Si l’on tient compte de ce qu’on peut lire à leur sujet dans tous les documents spécialisés, les marins redoutaient ces vers qui se mettaient dans les bois et s’en nourrissaient, ils étaient les termites sous-marins.

Les bois immergés dans la mer (bordages de navires, pilotis, pontons, etc...) peuvent être minés par divers animaux dont l'action destructive est parfois considérable.

Description. — Ces mollusques sont vermiformes, très allongés; une faible partie de leur corps, comprenant les viscères, à l'exception des branchies; est protégée par la coquille qui est relativement très petite, mais nettement divisée en deux valves. A l'extrémité postérieure du corps sont deux longs siphons partiellement réunis et deux petits appendices calcaires.

Biologie. — On ne connaît pas encore, de manière complète, la biologie d'aucune espèce. Toutefois il semble maintenant bien établi que, dans le forage du bois par les tarets, il n'y a pas d'action chimique, mais une action mécanique : c'est en imprimant aux deux valves de leur coquille un mouvement de rotation que les animaux creusent, grâce aux fines denticules de la partie antérieure, les longues galeries qu'ils habitent dans le bois.
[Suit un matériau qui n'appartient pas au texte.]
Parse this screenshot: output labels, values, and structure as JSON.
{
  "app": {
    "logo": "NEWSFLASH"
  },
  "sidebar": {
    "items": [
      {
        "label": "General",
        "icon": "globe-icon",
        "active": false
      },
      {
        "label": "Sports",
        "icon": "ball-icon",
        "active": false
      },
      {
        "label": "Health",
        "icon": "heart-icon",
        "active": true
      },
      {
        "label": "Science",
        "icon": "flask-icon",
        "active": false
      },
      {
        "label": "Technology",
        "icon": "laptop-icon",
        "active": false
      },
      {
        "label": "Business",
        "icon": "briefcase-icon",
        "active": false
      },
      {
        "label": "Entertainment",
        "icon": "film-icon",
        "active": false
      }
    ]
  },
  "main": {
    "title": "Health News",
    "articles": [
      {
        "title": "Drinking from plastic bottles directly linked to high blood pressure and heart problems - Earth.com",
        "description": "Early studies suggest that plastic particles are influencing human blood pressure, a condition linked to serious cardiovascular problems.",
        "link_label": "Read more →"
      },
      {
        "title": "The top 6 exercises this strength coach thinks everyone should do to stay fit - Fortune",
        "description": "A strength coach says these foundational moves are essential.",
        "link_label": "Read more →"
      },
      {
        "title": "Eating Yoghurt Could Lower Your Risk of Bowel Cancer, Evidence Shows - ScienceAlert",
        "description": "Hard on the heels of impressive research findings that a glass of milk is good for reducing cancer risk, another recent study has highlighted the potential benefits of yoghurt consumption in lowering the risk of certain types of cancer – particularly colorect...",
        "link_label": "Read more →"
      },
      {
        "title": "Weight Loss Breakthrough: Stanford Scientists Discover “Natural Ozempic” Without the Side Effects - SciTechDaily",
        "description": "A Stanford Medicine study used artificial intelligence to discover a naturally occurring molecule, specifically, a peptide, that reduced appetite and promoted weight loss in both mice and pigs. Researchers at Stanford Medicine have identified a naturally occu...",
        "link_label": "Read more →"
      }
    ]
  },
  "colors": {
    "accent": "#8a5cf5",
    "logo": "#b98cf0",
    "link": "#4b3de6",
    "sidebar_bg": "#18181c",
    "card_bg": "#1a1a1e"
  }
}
Au fur et à mesure qu'ils avancent, les tarets tapissent les parois de leurs galeries d'une sécrétion calcaire tubulaire, plus épaisse dans les bois tendres et poreux que dans ceux qui sont durs et compacts. En général, le forage ne s'effectue que pendant une partie de la vie de l'animal qui peut continuer à vivre, se nourrir et se reproduire après avoir cessé d'agir mécaniquement. La sciure produite au cours du forage est ingérée, au moins partiellement, par le taret, mais sa nourriture essentielle est, comme pour la plupart des Pélécypodes, le plancton, entraîné avec l'eau dans l'intérieur du plus long siphon par deux petits tentacules. Par l'autre siphon sont évacués à l'extérieur, en suspension dans l'eau, la fine sciure provenant du forage, les déchets alimentaires et les produits sexuels. La taille des individus, et par cela même les dimensions des galeries forées, dépendent de l'espèce, de la situation de l'animal et des obstacles rencontrés dans le creusement du bois.
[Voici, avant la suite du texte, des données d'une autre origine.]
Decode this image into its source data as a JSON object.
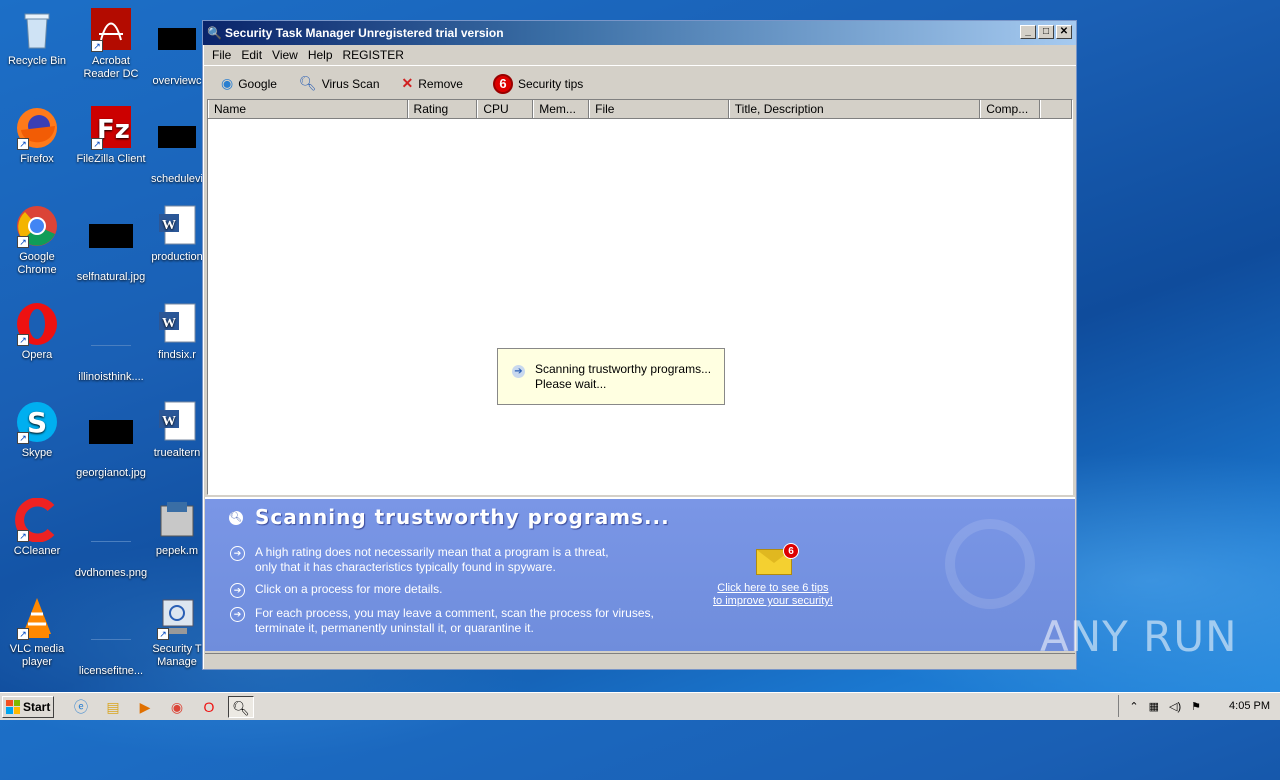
{
  "desktop": {
    "icons": [
      {
        "label": "Recycle Bin"
      },
      {
        "label": "Acrobat Reader DC"
      },
      {
        "label": "overviewc"
      },
      {
        "label": "Firefox"
      },
      {
        "label": "FileZilla Client"
      },
      {
        "label": "schedulevi"
      },
      {
        "label": "Google Chrome"
      },
      {
        "label": "selfnatural.jpg"
      },
      {
        "label": "production"
      },
      {
        "label": "Opera"
      },
      {
        "label": "illinoisthink...."
      },
      {
        "label": "findsix.r"
      },
      {
        "label": "Skype"
      },
      {
        "label": "georgianot.jpg"
      },
      {
        "label": "truealtern"
      },
      {
        "label": "CCleaner"
      },
      {
        "label": "dvdhomes.png"
      },
      {
        "label": "pepek.m"
      },
      {
        "label": "VLC media player"
      },
      {
        "label": "licensefitne..."
      },
      {
        "label": "Security T Manage"
      }
    ],
    "watermark": "ANY RUN"
  },
  "window": {
    "title": "Security Task Manager Unregistered trial version",
    "menu": [
      "File",
      "Edit",
      "View",
      "Help",
      "REGISTER"
    ],
    "toolbar": {
      "google": "Google",
      "virus_scan": "Virus Scan",
      "remove": "Remove",
      "tips_count": "6",
      "security_tips": "Security tips"
    },
    "columns": [
      "Name",
      "Rating",
      "CPU",
      "Mem...",
      "File",
      "Title, Description",
      "Comp..."
    ],
    "popup": {
      "line1": "Scanning trustworthy programs...",
      "line2": "Please wait..."
    },
    "panel": {
      "title": "Scanning trustworthy programs...",
      "item1_line1": "A high rating does not necessarily mean that a program is a threat,",
      "item1_line2": "only that it has characteristics typically found in spyware.",
      "item2": "Click on a process for more details.",
      "item3_line1": "For each process, you may leave a comment, scan the process for viruses,",
      "item3_line2": "terminate it, permanently uninstall it, or quarantine it.",
      "tips_badge": "6",
      "tips_link_line1": "Click here to see 6 tips",
      "tips_link_line2": "to improve your security!"
    }
  },
  "taskbar": {
    "start": "Start",
    "clock": "4:05 PM"
  }
}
Ministère de l’agriculture administration des eaux et forêts commission d'études des ennemis des arbres, des bois abattus et des bois mis en œuvre bulletin n° 17 les tarets et autres animaux marins attaquant les bois immergés.
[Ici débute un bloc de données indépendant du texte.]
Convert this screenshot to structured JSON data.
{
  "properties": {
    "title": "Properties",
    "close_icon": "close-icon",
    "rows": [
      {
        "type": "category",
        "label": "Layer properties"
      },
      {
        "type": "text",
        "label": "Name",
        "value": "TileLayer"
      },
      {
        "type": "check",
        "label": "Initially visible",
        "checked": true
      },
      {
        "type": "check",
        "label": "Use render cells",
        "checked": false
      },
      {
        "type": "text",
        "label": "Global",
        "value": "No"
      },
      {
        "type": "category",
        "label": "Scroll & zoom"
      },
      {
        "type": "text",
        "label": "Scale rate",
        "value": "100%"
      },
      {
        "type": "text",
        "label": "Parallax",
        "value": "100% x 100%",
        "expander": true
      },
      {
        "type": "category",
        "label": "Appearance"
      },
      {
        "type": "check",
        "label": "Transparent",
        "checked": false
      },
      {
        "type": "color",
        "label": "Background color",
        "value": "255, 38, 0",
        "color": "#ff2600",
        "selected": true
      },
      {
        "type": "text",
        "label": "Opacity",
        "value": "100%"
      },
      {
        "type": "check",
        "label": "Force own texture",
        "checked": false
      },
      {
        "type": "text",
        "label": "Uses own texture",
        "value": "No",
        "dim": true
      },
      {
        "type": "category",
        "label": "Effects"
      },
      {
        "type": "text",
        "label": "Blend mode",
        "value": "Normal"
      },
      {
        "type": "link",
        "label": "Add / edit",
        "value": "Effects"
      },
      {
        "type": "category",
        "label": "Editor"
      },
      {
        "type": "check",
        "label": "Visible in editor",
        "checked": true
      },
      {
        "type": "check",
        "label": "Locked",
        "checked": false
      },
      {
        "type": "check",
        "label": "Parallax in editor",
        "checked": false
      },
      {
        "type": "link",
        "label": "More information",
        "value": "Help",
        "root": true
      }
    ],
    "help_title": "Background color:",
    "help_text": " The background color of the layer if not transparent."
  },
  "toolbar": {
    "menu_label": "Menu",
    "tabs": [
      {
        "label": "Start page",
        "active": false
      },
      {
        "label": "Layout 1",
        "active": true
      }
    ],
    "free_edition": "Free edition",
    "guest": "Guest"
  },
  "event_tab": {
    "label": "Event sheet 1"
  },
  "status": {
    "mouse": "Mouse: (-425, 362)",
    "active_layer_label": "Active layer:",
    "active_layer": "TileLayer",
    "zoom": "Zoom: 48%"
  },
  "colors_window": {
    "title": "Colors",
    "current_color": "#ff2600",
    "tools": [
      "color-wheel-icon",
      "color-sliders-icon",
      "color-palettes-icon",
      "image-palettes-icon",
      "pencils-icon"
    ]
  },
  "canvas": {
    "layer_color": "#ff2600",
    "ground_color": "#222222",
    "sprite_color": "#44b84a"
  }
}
Plus d’informations sur : https://en.wikipedia.org/wiki/Teredo_navalis

 
bois dévoré par tarets.jpg

Pieu dévoré par les tarets.

Vu à Silahis Museum - Intramuros - Manille
Photos GF

 
 
 

Pièce de bois, très dure, prélevée durant la mission de fouille en 1997, sur le galion de la VOC , le “Earl Temple” naufragé sur le récif Thitu, sur l’île de Pagasa, dans l’archipel des Spratly - Mer de Chine. La galerie de ce taret ne mesure que 1,2cm de diamètre et 21cm de longueur.

 
 

Pour se protéger de cette action destructive considérable et rapide des tarets, les bordages des navires, et comme ici, nous montrant une petite partie de cette construction monumentale qu’était le gouvernail de L’ORIENT, le vaisseau amiral de la flotte Napoléonienne, coulé en baie d’Aboukir le 1er août 1798, ses dimensions étaient de 1,88m de large à sa base - 12,65m de haut - 50cm d’épaisseur. La coque, de même que le gouvernail de L’Orient étaient totalement recouverts de feuilles de cuivre, fixées par des clous en cuivre de 3cm de long, dont toutes les têtes étaient soudées à l’étain, dans le but d’en assurer l’étanchéité, avec comme objectif premier d’empêcher les attaques des tarets.

(Durant la mission de fouille qui eut lieu en 1984, j’ai réalisé un plan complet de ce gouvernail, ce plan est consultable aux archives de la DRASM, à l’Estaque, près de Marseille.)